I doubt there could be a provision included in it which just lets Cap form new Avengers groups anytime he wants to — it would be like having him as perpetual Chairman, no? Although if he were Chairman at the time of Disassembled, he would still be Chairman by the time New Avengers rolled around, and I guess could then induct whomever he liked, if everybody else had quit…

Hmm…sounds an awful lot like the Charter’s still in force, either way….

You know, that could all make for a somewhat interesting (if procedural) storyline. Did Tony, Jan, and Hank ever have a show of hands to say Luke Cage, Wolverine etc. had been officially removed as Avengers? And on what grounds? More importantly, if they did so, did they ever communicate that information to them in so many words? If not, then the new “official” team would now probably exist only by Jan’s sufference of it, without actually having ever technically replaced the original NA team. I mean, you could argue that when Cap died Tony technically took over as Acting Chairman, but that’d probably be quite an uphill battle…

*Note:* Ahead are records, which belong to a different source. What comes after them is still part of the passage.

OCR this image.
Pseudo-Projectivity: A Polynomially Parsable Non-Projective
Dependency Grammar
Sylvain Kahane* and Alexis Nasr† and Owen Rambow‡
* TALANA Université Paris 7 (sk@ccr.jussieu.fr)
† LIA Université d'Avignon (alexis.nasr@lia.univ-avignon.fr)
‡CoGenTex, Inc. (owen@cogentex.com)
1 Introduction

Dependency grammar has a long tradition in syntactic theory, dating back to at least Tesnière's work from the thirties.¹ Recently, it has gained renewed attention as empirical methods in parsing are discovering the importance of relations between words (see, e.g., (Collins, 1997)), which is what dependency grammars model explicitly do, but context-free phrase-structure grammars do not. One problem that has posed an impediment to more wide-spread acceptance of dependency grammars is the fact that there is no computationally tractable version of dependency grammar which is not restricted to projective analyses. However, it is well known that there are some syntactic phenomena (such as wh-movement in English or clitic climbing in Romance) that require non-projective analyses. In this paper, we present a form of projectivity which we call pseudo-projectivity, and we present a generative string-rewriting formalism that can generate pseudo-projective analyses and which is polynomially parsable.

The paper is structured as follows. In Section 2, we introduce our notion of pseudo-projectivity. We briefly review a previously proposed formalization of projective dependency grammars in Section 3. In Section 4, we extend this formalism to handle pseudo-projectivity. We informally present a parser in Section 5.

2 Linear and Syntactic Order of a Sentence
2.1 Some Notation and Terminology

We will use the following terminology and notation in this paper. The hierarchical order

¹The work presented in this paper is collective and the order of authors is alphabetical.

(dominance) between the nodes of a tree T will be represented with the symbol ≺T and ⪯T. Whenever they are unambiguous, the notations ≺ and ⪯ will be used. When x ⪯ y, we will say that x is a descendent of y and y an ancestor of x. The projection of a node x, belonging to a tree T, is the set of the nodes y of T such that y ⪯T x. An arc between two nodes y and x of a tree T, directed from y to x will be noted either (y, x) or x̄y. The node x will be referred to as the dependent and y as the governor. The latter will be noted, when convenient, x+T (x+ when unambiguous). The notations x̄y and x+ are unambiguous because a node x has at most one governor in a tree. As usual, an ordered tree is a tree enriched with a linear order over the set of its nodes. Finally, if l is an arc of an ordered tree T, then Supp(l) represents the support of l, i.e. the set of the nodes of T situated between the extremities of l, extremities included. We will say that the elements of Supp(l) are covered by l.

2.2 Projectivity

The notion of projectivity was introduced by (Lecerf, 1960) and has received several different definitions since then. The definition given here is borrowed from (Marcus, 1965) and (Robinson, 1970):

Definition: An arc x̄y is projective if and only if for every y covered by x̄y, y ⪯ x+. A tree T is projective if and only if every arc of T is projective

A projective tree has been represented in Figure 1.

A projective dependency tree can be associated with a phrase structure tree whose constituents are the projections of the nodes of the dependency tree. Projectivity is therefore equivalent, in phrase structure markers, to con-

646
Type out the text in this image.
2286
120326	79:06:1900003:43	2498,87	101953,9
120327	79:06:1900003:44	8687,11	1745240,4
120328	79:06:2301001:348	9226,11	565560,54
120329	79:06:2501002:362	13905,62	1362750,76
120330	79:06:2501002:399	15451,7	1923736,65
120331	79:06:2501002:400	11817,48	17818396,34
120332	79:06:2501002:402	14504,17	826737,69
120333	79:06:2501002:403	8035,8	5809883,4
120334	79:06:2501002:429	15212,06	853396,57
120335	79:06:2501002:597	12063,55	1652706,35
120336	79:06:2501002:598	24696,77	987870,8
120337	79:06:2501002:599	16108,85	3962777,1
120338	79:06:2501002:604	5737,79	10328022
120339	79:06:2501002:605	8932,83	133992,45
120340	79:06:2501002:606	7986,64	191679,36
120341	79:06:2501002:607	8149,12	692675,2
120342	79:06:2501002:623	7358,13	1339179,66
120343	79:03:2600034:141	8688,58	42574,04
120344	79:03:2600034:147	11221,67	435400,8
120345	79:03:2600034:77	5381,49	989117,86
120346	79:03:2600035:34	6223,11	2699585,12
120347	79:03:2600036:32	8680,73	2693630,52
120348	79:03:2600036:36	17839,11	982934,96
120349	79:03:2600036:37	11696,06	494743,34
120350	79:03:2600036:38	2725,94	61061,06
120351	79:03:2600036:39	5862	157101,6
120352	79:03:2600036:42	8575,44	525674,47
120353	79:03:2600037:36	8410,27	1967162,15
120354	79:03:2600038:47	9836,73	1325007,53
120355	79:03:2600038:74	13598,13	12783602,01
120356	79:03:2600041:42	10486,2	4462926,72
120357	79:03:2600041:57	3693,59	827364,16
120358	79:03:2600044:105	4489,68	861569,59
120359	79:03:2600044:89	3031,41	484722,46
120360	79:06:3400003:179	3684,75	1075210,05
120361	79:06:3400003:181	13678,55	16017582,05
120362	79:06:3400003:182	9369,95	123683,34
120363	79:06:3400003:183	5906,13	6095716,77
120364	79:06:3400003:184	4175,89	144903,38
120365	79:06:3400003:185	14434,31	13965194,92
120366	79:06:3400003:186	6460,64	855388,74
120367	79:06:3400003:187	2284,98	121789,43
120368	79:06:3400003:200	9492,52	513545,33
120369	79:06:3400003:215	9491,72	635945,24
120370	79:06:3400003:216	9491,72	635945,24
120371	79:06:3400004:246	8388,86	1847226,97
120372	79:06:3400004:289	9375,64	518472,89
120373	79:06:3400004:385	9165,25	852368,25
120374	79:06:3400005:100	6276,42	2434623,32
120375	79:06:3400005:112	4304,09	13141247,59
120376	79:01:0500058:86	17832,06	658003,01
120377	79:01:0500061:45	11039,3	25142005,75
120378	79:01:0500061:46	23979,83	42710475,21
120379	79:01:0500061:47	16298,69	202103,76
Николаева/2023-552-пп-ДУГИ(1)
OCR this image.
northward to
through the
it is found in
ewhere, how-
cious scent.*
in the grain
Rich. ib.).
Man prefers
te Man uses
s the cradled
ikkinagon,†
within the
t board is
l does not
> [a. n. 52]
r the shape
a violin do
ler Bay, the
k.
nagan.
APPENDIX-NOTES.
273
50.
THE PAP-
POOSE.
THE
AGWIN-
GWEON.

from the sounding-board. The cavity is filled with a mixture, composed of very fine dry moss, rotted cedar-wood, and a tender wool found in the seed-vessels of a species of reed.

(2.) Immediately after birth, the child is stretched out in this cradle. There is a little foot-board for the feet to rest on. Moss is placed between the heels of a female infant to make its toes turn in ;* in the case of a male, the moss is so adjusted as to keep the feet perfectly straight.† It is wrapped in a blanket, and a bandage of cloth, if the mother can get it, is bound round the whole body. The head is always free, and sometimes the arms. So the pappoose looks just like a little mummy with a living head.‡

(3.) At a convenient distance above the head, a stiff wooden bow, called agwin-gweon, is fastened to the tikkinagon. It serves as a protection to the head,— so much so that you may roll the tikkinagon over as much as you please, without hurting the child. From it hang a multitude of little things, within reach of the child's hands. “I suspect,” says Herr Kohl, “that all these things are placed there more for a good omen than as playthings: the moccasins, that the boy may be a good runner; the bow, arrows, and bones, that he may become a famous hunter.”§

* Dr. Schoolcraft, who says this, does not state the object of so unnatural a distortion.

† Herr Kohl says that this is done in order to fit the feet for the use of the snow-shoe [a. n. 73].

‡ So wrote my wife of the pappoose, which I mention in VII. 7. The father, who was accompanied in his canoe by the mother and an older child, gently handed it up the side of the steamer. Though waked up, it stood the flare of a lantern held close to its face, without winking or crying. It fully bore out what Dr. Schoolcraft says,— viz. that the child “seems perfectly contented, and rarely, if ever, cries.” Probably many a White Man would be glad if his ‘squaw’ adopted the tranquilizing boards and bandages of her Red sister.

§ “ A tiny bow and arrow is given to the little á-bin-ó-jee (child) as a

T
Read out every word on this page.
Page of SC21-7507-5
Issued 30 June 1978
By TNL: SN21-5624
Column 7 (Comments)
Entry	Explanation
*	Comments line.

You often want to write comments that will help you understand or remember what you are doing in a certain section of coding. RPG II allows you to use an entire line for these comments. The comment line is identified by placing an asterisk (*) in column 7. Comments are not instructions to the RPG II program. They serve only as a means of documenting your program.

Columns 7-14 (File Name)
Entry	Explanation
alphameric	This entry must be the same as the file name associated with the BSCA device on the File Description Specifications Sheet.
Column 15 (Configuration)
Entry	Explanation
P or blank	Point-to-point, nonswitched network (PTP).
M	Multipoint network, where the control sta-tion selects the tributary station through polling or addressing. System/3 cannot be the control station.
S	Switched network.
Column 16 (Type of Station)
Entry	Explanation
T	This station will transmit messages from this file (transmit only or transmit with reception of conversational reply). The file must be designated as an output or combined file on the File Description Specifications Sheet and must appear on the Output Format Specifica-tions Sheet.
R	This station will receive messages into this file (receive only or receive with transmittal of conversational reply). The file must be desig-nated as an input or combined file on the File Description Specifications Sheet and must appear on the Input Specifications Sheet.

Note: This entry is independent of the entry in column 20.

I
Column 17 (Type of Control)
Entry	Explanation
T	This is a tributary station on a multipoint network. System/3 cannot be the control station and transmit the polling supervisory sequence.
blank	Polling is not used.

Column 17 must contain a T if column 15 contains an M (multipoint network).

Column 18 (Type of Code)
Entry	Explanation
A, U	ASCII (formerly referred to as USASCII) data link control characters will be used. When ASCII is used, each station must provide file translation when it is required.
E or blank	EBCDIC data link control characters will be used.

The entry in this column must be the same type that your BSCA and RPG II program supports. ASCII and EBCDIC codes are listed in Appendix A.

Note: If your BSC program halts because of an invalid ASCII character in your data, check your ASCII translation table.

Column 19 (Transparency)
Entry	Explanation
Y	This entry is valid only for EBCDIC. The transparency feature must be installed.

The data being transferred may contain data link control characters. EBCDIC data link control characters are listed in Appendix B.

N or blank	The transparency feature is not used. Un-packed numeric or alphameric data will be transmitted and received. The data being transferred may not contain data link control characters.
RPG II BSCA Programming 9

Boy, does that all ever sound like it’s got absolutely nothing to do with what’s going on in these Avengers titles now! John must be right: if this stuff doesn’t matter, then the Avengers “standards” don’t matter, which would mean these aren’t Avengers books but something else instead.

Damn this administration. Iraq, the Constitution, Captain America got whacked, now the Avengers Charter, it just keeps getting worse.